En 1939, affecté au 4ème Bureau (matériel) de l’état-major  du Commandement supérieur de l’air en Afrique du nord le rédacteur de ces lignes a été en bonne position pour juger des armements aériens dont disposaient les trois Commandements de l’Air, au Maroc, en Algérie et en Tunisie. Ils n’étaient pas mieux dotés que ne l’était la métropole, sinon en avions anciens, aux biens modestes  performances. Les appareils américains assemblés  par l’Atelier  Industriel de l’Air de Casablanca étaient envoyés en France, théâtre des opérations, les maigres ressources  de l’AFN étant dirigées vers la métropole. Lorsque l’Italie entra en guerre contre la France une formation d’avions italiens survola Alger sans que la défense aérienne  française intervienne.
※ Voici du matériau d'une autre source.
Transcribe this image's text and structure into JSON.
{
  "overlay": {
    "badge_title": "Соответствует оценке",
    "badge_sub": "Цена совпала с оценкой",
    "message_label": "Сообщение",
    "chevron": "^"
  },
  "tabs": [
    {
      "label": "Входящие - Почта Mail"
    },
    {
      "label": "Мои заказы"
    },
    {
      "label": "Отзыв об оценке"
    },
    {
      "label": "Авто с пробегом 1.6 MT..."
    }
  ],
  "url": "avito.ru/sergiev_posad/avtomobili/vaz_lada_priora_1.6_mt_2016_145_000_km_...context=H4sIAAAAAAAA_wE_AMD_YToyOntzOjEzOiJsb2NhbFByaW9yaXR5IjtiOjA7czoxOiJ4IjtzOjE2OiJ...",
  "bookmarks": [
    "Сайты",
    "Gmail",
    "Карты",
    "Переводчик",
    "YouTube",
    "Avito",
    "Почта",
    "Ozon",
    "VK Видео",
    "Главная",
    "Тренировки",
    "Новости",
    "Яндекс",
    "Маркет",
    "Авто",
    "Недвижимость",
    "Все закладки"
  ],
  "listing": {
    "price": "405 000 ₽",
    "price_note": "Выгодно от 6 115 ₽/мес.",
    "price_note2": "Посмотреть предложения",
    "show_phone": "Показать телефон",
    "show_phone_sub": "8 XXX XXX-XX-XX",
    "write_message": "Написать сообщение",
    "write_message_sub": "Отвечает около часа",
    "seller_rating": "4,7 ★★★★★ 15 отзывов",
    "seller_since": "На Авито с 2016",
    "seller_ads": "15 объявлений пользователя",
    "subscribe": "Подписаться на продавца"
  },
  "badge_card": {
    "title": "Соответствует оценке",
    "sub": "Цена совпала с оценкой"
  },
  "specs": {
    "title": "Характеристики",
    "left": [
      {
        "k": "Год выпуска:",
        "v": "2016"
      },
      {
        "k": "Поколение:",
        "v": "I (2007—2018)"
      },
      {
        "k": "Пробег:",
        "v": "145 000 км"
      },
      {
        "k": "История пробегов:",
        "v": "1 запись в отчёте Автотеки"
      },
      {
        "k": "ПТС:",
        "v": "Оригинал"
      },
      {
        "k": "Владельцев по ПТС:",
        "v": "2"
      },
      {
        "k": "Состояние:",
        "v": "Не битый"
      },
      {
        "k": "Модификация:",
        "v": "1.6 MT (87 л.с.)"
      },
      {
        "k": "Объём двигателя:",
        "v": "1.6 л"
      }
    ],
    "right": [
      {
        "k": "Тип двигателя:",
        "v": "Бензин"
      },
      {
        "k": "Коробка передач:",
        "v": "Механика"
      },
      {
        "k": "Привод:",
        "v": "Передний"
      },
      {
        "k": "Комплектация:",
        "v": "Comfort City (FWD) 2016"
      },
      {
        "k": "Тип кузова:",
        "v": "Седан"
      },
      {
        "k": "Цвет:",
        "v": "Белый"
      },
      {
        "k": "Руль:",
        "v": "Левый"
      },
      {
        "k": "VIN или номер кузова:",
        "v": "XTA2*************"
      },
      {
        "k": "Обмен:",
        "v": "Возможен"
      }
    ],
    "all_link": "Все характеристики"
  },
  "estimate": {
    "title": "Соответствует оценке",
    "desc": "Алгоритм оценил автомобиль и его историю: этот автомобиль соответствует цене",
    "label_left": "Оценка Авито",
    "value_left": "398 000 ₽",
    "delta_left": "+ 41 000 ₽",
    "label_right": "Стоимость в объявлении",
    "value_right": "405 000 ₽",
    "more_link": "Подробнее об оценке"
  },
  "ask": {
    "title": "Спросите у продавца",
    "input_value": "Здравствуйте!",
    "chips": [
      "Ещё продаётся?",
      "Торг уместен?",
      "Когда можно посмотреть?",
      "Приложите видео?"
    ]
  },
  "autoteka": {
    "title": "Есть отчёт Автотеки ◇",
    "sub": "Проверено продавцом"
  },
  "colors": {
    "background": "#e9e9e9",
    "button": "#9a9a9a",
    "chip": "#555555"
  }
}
Le Commandement de l’Air fit enquêter. « Comment pouvais-je intervenir, déclara le chef de l’escadrille de la Maison Blanche, voici plus de cinq mois que je réclame  des pneus pour mes avions Loire qui en sont dépourvus ! ».
Alignement des « Dewatine D.520 » de la 5ème escadrille du GC III/6 à Alger - Maison Blanche, fin juillet 1940. Au premier plan, le n°277 de Le Gloan, sur lequel il a peint la "bande des as". Lieutenant Pierre Le Gloan mort le 11 septembre 1943.
Le 19 juin 1940, deux jours après la demande d’armistice du maréchal Pétain, le général commandant l’aviation d’Afrique du nord envoya une petite mission – trois officiers de son état-major ─ en métropole afin d’y organiser l’envoi des matériels indispensables  à la poursuite des hostilités : pièces de rechanges, équipements divers, matières premières et outillages destinés à l’entretien technique des avions d’AFN afin qu’ils deviennent, ou demeurent opérationnels.  C’est ainsi, par exemple, que l’Afrique du Nord 
n’avait aucun stock de maillechort, alliage de cuivre et zinc utilisé pour la fabrication des maillons  de mitrailleuse. Et pas davantage d’outillage pour produire ces maillons.
Au sud de la France, dans les dépôts de Marseille, Tarbes, Montpellier, la panique était telle que la mission échoua. Mais, à Alger, il y avait eu l’espoir de poursuivre la lutte grâce aux ressources humaines  et matérielles de l’empire. Espoir vite déçu.
Au cours des deux dernières semaines de juin 1940, plusieurs centaines  d’avions de combat franchirent la Méditerranée pour échapper à l’Allemand. Ils atterrirent sur les bases  aériennes d’Afrique du Nord, de Rabat à Tunis. L’état-major d’Alger fit dresser leur inventaire par deux officiers, un mécanicien, le capitaine  Crosnier et un navigant, le signataire de cette préface. La plupart de ces avions n’étaient pas réellement « bons de guerre ». Leur équipement, leur armement étaient défaillants  pour la majorité. Chaque appareil avait été inspecté et environ dix pour cent  d’entre eux déclarés  opérationnels. Lorsque, après Mers el Kebir, Alger voulut exercer des représailles en bombardant Gibraltar, le rassemblement  de quelques dizaines d’avions militairement utilisables  se révéla laborieux.
Peu avant le début des hostilités, comme le Commandement de l’Air en Afrique du nord réclamait de Paris que soient renforcées  les forces aériennes  d’au-delà de la Méditerranée, la Direction du matériel aérien répondait négativement  en usant d’arguments  fallacieux. C’est ainsi, par exemple, qu’à l’évocation des médiocres  performances des avions Potez 25 TOE formant l’essentiel  de la flotte aérienne d’AFN, il fut répondu que la faible vitesse du Potez était un avantage face aux chasseurs italiens  trois fois plus rapides car en virage serré ceux-ci ne pouvaient suivre les évolutions de notre vieux matériel.
Potez 25 TOE
Ou encore, la médiocrité de nos propulseurs  étant soulignée, Paris affirmait que l’armée de l’Air n’avait pas besoin de moteurs de plus de 800 chevaux, alors qu’Américains, Britanniques et Allemands se dotaient de moteurs deux fois plus puissants.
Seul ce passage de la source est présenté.